Comment
un pays de moins de 350 000 habitants peut-il engendrer une telle
profusion de musicien·ne·s
- 120 groupes locaux rien que pour l’édition 2022 du festival
Icelandic Airwaves, sans compter la programmation
off croisée au coin d’un bar ou au détour d’une librairie ?
Certes,
on retrouve certain·e·s musicien·ne·s
dans plusieurs groupes, souvent de registres très différents d’ailleurs, mais
quand-même…
Longues
nuits d’hiver, sans doute, ennui de la vie loin de l’agglomération de
Reykjavik, peut-être, mais quand-même…
Interrogé·e·s
à ce sujet, mes ami·e·s
islandais·es haussèrent les épaules :
« la musique est enseignée à l’école aussi sérieusement que les autres
matières alors on la pratique naturellement. » Et
toc !
Autre
étonnement : la diversité des genres représentés. L’influence de la
tête chercheuse
Björk n’est pas si évidente, celle de l’ovni
Sigur Rós
encore moins, la scène métal - peut-être un lien avec le Danemark -
est présente mais pas écrasante.

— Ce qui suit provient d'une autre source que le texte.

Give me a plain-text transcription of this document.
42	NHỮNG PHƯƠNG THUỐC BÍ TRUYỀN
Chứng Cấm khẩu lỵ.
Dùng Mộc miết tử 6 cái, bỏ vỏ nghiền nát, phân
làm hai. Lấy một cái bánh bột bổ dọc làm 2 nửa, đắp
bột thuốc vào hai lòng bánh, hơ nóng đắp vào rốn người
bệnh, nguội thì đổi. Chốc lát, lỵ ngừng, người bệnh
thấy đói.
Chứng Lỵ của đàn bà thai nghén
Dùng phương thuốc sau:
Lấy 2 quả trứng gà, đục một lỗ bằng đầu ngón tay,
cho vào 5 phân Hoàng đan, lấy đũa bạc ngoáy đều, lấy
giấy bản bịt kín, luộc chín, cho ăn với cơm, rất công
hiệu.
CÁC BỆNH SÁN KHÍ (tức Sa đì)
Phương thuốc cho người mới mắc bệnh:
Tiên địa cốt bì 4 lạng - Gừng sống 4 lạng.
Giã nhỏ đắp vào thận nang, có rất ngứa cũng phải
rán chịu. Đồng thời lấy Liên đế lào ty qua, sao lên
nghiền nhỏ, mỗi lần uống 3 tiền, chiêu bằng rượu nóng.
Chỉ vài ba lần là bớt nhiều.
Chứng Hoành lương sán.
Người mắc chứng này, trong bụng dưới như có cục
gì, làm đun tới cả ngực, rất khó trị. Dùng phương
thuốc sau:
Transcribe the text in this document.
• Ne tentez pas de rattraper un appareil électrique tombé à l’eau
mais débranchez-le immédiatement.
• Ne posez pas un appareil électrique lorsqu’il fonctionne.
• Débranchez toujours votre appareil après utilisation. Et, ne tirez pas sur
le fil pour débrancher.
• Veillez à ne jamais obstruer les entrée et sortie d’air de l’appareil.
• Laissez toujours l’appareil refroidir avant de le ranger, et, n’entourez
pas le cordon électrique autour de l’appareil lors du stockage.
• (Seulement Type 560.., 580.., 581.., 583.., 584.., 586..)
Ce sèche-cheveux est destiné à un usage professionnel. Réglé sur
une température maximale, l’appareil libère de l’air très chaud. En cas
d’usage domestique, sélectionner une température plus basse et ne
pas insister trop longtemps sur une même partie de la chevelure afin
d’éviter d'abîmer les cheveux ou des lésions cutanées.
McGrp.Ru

Mais aller à Airwaves et arpenter les rayons
des disquaires (pas moins de 7 dans le seul centre de Reykjavik) c’est écouter
du punk féminin et féministe (
Hórmónar),
du rap d’influence
Wu-Tang Clan (
Cell7), de la musique expérimentale
d’influence pop (
Ólöf Arnalds)
ou classique (
Ólafur Arnalds),
des héritiers de
Simon et Garfunkel
(
Árstíðir,
dont l’un des musiciens joue dans un groupe de métal), d’autres de
Radiohead période lyrique (
CeaseTone,
dont le chanteur est aussi musicien pour un rappeur,
JÓIPÉ), de la pop sautillante ou
mélancolique, et même de la bossanova en islandais !
Mais
tout cela pourrait faire de la mauvaise musique, ou du moins pas terrible, ou
pas innovante… sauf que non.
La
scène musicale islandaise est à la fois prolifique, de qualité et audacieuse.
Il
y a bien ça et là des groupes dont il est évidement qu’ils ne sont pas à
maturité, quelques artistes qui ne dépareilleraient pas dans le top 50 du
mainstream anglo-saxon, mais le niveau général est étonnamment élevé et il
n’est pas rare de voir des ados donner un set dans un bar ou un magasin de
sport, entre deux portants, avec la conviction qu’on imagine avoir animé le
mouvement punk à ses débuts.
Le
musée du rock islandais, à l’ouest de Reykjavik, témoigne d’ailleurs d’une
histoire largement passée sous les radars de
notre presse spécialisée jusqu’aux turbulents
Sugarcubes
(premier groupe de Björk de 1986 à 1992), et
notamment de l’arrivée sur l’ile de la première guitare électrique, pendant la
seconde guerre mondiale à la faveur, si l’on peut dire, de la présence
militaire britannique puis américaine (l’Islande n’a jamais eu d’armée et la
base américaine ne s’est retirée qu’en 2006) ; cette influence britannique
(et même plus précisément écossaise, Glasgow étant un autre bastion musical,
les deux villes partageant en outre l’amour du foot et de la bière) donnera
lieu dans les années 80 à une vague punk aussi brève qu’ébouriffée.
Étant
portée naturellement vers la pop rock britannique des années 70 à 90
(génération des
Inrocks en somme), Reykjavik est le lieu où je
m’aventure sans hésitation sur des territoires éloignées de mes bases.
Le
parti pris de ces quelques images est de capter l'énergie, la vibration de ces
artistes dont je n'ai sélectionné que les moins connu·e·s
en France, la plupart ne tournant pas hors d’Islande, ou seulement en
Scandinavie.
Espace Musique & cinéma, 2e étage.
Vernissage le samedi 21 janvier 2023, à partir de 18h.